Nice going. That was an impressive end-around and touchdown. I'm glad it's resurrected. :thumbsup:
 
forgot about those, so you can kill them with high burst of current, and once you kill them, they can't eat the lumens anymore?
 
forgot about those, so you can kill them with high burst of current, and once you kill them, they can't eat the lumens anymore?
So I wonder if the real reason burning in LEDs to increase lumens and decrease Vf works is that you are killing off the weevils while still in the larval stage? Get em before they hatch folks. Left untreated they can reek havoc.
 
forgot about those, so you can kill them with high burst of current, and once you kill them, they can't eat the lumens anymore?

the bad part is, if the larvae has crawled between the P/N junction and jolted to a crisp you have a potential short on your hands, which may explain why its drawing current but not lit up:nana:
 
Just like JohnR66 says i have nothing to lose so i try it. I didn't know what happened but it simply works, it may not be the high current burst that resurrect the LED maybe something else but for whatever reason i am happy that now it's working.
 
Last edited:
MOD could you please lock this thread since it is now solved.
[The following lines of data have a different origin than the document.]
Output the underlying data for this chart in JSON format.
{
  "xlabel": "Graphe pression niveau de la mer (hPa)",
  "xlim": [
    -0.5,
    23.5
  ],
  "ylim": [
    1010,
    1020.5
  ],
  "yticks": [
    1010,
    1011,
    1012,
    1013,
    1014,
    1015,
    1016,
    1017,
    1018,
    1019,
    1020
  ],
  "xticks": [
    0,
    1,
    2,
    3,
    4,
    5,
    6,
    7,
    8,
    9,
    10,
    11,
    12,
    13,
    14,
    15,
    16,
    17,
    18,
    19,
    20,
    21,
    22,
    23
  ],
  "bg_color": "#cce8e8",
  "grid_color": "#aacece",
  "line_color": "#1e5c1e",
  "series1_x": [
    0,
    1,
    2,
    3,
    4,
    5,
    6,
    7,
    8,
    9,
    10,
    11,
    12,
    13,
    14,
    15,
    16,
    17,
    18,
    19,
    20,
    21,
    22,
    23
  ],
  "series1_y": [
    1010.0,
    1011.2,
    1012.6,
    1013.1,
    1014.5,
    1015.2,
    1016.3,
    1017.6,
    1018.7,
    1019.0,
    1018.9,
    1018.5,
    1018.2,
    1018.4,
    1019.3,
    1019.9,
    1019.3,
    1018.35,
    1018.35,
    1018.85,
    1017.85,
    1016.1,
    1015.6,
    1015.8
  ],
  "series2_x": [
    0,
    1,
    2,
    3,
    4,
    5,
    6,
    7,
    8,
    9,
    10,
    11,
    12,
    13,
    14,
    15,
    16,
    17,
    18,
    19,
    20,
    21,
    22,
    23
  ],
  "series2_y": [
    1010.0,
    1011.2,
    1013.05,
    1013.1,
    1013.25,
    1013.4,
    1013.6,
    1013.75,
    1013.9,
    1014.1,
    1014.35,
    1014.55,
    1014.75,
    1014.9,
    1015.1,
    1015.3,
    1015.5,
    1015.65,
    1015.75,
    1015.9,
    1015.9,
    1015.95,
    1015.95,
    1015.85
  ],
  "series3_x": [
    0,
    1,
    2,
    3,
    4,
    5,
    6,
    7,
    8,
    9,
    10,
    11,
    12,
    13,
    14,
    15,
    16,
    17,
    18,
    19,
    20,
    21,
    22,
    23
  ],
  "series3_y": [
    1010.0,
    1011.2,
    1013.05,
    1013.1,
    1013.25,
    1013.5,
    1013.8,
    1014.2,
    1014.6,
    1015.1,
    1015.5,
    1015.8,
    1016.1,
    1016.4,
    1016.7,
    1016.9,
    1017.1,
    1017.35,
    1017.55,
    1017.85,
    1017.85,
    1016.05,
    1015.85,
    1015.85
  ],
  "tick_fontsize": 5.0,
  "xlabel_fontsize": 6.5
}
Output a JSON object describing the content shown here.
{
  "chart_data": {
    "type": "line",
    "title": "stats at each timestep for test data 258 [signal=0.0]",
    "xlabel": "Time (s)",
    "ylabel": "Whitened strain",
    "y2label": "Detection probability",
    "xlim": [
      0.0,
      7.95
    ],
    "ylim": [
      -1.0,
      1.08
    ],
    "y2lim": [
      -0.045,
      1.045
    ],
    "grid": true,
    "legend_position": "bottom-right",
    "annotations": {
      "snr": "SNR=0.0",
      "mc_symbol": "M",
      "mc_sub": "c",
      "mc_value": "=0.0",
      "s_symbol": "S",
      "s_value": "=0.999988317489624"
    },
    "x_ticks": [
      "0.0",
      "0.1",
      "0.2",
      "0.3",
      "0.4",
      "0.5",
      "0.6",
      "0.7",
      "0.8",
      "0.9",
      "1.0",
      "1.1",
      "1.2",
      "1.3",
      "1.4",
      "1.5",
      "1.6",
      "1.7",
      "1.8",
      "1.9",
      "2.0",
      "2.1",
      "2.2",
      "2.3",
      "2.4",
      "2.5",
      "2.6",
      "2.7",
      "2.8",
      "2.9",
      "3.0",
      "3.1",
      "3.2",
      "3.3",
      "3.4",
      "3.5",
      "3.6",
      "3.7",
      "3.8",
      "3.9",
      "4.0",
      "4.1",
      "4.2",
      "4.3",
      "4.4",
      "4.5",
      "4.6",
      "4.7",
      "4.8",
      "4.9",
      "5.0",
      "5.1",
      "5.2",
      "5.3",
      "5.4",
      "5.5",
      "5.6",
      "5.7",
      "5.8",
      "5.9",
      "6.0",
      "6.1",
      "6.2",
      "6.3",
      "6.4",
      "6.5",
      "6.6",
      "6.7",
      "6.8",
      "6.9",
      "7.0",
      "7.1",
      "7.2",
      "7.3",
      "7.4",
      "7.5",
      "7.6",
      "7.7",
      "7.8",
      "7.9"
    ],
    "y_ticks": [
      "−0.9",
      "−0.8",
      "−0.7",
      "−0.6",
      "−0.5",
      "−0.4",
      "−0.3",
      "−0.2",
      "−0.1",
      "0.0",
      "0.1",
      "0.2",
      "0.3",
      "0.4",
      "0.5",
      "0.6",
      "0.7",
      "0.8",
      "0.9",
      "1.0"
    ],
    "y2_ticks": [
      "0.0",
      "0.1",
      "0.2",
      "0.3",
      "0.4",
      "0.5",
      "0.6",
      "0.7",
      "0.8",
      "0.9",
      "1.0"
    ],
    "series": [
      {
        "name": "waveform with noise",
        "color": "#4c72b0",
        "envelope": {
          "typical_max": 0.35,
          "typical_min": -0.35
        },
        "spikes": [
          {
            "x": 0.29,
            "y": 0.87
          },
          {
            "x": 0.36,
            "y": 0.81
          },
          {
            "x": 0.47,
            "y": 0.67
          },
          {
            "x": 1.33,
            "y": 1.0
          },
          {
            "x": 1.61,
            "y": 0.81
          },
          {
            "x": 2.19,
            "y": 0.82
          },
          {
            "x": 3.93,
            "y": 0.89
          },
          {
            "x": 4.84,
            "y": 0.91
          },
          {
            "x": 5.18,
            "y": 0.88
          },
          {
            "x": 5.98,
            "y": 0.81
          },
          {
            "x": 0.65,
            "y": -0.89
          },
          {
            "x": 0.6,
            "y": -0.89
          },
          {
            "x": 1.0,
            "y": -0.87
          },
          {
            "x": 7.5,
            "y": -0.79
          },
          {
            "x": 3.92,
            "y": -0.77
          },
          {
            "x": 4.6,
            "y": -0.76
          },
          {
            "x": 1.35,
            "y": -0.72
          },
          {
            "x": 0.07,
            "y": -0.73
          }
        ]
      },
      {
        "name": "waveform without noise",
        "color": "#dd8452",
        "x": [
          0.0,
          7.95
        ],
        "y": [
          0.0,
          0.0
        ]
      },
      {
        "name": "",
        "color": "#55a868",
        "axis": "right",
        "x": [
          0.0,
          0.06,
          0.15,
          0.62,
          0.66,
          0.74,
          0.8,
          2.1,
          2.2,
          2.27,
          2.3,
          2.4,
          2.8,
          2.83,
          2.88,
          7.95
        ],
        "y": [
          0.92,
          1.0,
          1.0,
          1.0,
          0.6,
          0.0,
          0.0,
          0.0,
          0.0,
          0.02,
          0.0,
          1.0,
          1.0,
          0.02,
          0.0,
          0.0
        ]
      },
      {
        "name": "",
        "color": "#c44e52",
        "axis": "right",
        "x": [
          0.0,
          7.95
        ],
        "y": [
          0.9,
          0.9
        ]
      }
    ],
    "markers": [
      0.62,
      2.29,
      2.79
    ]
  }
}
Although solved I think it would be a good idea to keep this thread open as it may be of interest to others in the future and there would be no way for them to continue this line of thought if locked. Some info may come to light later. They would then have to open a new thread and then searching becomes more difficult and our information base more spread out.
 
This technique worked for me on a defective P7. One die was partially shorted. The LED started drawing current at a few tenths of volt, and was drawing about an amp before the other dies came on. I hit it with 9 amps. This dropped the current the defective die drew a bit. I figured with nothing to lose, why not hit it with a little more? At 11 amps it turned angry blue but I only did that for a moment. Upon turning the LED on again, it drew NO current until about 2.5 volts, and then all the dies turned on at roughly the same time. One die was slightly dimmer, but at normal current levels they all appeared about equally bright (as observed through heavily tinted plastic).

So it looks like this idea is a winner! :twothumbs It's similar to the idea of hitting NiCd cells with heavy current spikes from a capacitor to blow away internal shorts. I'm assuming though that the shorts won't return with LEDs as they sometimes do with NiCd cells.
 
Good idea...i'll delete the request.

@jtr1962: nice to know someone actually done the same thing and it worked but i wasn't that brave to push that much amps since i can address the die individually unlike P7.

please no more larvae :poke:

Although solved I think it would be a good idea to keep this thread open as it may be of interest to others in the future and there would be no way for them to continue this line of thought if locked. Some info may come to light later. They would then have to open a new thread and then searching becomes more difficult and our information base more spread out.
 
Glad this worked!:twothumbs

I was experimenting with ESD damage to 5mm LEDs and found what seems to be a conduction channel form in the die of the damaged LED. This would cause the LED to conduct in both directions and not to light at lower currents or at all. Sometimes blasting the LED with high current would open the channel and allow the rest of the die to function normally. Sometimes The LED was not recoverable. Perhaps the large area of power LEDs allows a better chance to recover it.

I'm not saying conduction channels only form from ESD. Sometimes channels formed in the 5mm LEDs after my 192 hour 30ma fade tests. And these were the super cheap ebay LEDs.